The Advisory Group on Climate Finance (AGF) was set up in February 2010 to identify an additional US$100 billion in climate finance. Its recent report (Report of the Secretary-General's High-level Advisory Group on Climate Change Financing) concluded that finding the extra money was “challenging but feasible”. The AGF report offers many opportunities for Small Island Developing States (SIDS) to facilitate their climate compatible development – development that minimises the harm caused by climate impacts while maximising the human development opportunities presented by a low emissions, more resilient future.However, turning the AGF recommendations into tangible flows of new finance will require political leadership at a senior level. This report aims to alert senior policy-makers to the importance of the AGF recommendations and the opportunities (and challenges) they create for SIDS.Key messages include:
the climate-investment requirements of the SIDS will primarily need to be met through grants from public sources, although private sources can complement these.
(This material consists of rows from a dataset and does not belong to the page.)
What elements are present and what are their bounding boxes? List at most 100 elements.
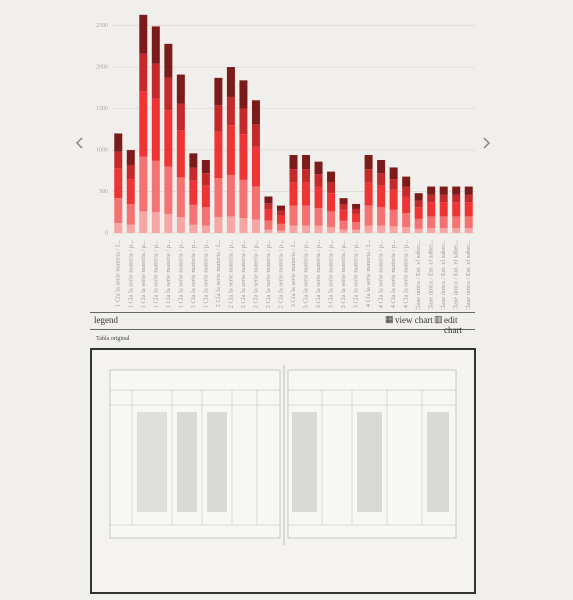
bar-segment: [464, 186, 473, 195]
bar-segment: [352, 203, 361, 209]
view-chart[interactable]: view chart: [395, 315, 433, 325]
bar-segment: [251, 219, 260, 233]
edit-chart[interactable]: edit chart: [444, 315, 462, 335]
bar-segment: [464, 216, 473, 229]
bar-segment: [214, 77, 223, 106]
x-tick-label: 1 Cía la serie materia / p...: [190, 240, 197, 309]
bar-segment: [226, 125, 235, 175]
bar-segment: [402, 196, 411, 214]
x-tick-label: 3 Cía la serie materia / p...: [328, 240, 335, 309]
bar-segment: [201, 173, 210, 186]
bar-segment: [114, 133, 123, 152]
x-tick-label: Clase única / Est. el saber...: [465, 240, 472, 310]
bar-segment: [151, 63, 160, 99]
x-tick-label: 2 Cía la serie materia / p...: [265, 240, 272, 309]
bar-segment: [464, 194, 473, 203]
x-tick-label: 1 Cía la serie materia / p...: [152, 240, 159, 309]
bar-segment: [126, 164, 135, 180]
bar-segment: [151, 160, 160, 213]
bar-segment: [164, 110, 173, 167]
bar-segment: [427, 186, 436, 195]
prev-arrow[interactable]: [75, 137, 83, 149]
x-tick-label: Clase única / Est. el saber...: [428, 240, 435, 310]
edit-icon: ▥: [434, 314, 443, 324]
bar-segment: [264, 196, 273, 204]
bar-segment: [352, 229, 361, 233]
bar-segment: [276, 205, 285, 211]
next-arrow[interactable]: [483, 137, 491, 149]
bar-segment: [377, 225, 386, 233]
bar-segment: [126, 224, 135, 233]
bar-segment: [302, 169, 311, 183]
bar-segment: [176, 103, 185, 131]
bar-segment: [439, 186, 448, 195]
bar-segment: [251, 146, 260, 187]
bar-segment: [402, 213, 411, 228]
bar-segment: [201, 207, 210, 226]
original-image: [90, 348, 476, 594]
bar-segment: [339, 198, 348, 204]
x-tick-label: 1 Cía la serie materia / p...: [140, 240, 147, 309]
bar-segment: [289, 225, 298, 233]
bar-segment: [352, 222, 361, 230]
bar-segment: [314, 208, 323, 226]
y-tick-label: 1000: [96, 147, 108, 153]
bar-segment: [414, 207, 423, 219]
bar-segment: [414, 228, 423, 233]
bar-segment: [427, 194, 436, 203]
bar-segment: [364, 155, 373, 170]
bar-segment: [327, 182, 336, 194]
bar-segment: [239, 179, 248, 219]
legend-bar: legend ▦ view chart ▥ edit chart: [90, 312, 475, 335]
bar-segment: [364, 225, 373, 233]
x-tick-label: 4 Cía la serie materia / p...: [378, 240, 385, 309]
bar-segment: [377, 185, 386, 208]
bar-segment: [276, 215, 285, 224]
bar-segment: [151, 26, 160, 64]
y-tick-label: 500: [99, 189, 108, 195]
bar-segment: [414, 200, 423, 208]
y-tick-label: 0: [105, 230, 108, 236]
x-tick-label: 1 Cía la serie materia / p...: [177, 240, 184, 309]
bar-segment: [139, 14, 148, 54]
bar-segment: [339, 209, 348, 221]
x-tick-label: 4 Cía la serie materia / p...: [403, 240, 410, 309]
bar-segment: [139, 211, 148, 233]
bar-segment: [164, 77, 173, 111]
bar-segment: [389, 226, 398, 233]
bar-segment: [214, 131, 223, 179]
bar-segment: [377, 159, 386, 174]
bar-segment: [414, 218, 423, 229]
bar-segment: [327, 171, 336, 183]
bar-segment: [139, 53, 148, 92]
bar-segment: [164, 43, 173, 78]
x-tick-label: 2 Cía la serie materia / p...: [240, 240, 247, 309]
bar-segment: [151, 212, 160, 233]
x-tick-label: 2 Cía la serie materia / p...: [277, 240, 284, 309]
x-tick-label: 2 Cía la serie materia / p...: [252, 240, 259, 309]
bar-segment: [402, 186, 411, 197]
x-tick-label: 3 Cía la serie materia / p...: [315, 240, 322, 309]
bar-segment: [464, 228, 473, 233]
x-tick-label: Clase única / Est. el saber...: [453, 240, 460, 310]
bar-segment: [402, 176, 411, 187]
bar-segment: [251, 124, 260, 147]
bar-segment: [414, 193, 423, 201]
bar-segment: [427, 202, 436, 217]
bar-segment: [352, 213, 361, 223]
bar-segment: [402, 227, 411, 233]
x-tick-label: 4 Cía la serie materia / f...: [365, 240, 372, 308]
original-title: Tabla original: [96, 336, 130, 342]
bar-segment: [264, 209, 273, 221]
bar-segment: [201, 159, 210, 174]
x-tick-label: Clase única / Est. el saber...: [440, 240, 447, 310]
bar-segment: [452, 194, 461, 203]
bar-segment: [452, 228, 461, 233]
x-tick-label: 3 Cía la serie materia / p...: [303, 240, 310, 309]
legend-toggle[interactable]: legend: [94, 315, 118, 325]
bar-segment: [189, 180, 198, 205]
bar-segment: [427, 228, 436, 233]
bar-segment: [201, 185, 210, 208]
bar-segment: [452, 186, 461, 195]
bar-segment: [464, 202, 473, 217]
the report’s emphasis on raising revenues in a way that creates incentives for developed countries to reduce their emissions is welcome, but introduces risks concerning the reliability of revenues. These risks can be relieved by robust, credible commitments by developed countries to reduce their emissions.
SIDS may be concerned that the levies on international transport, which the AGF report emphasises, could impede their development. But the report also recognises the importance of compensation for any negative effects.
SIDS will want to ensure that climate finance is disbursed according to need and not according to existing aid patterns.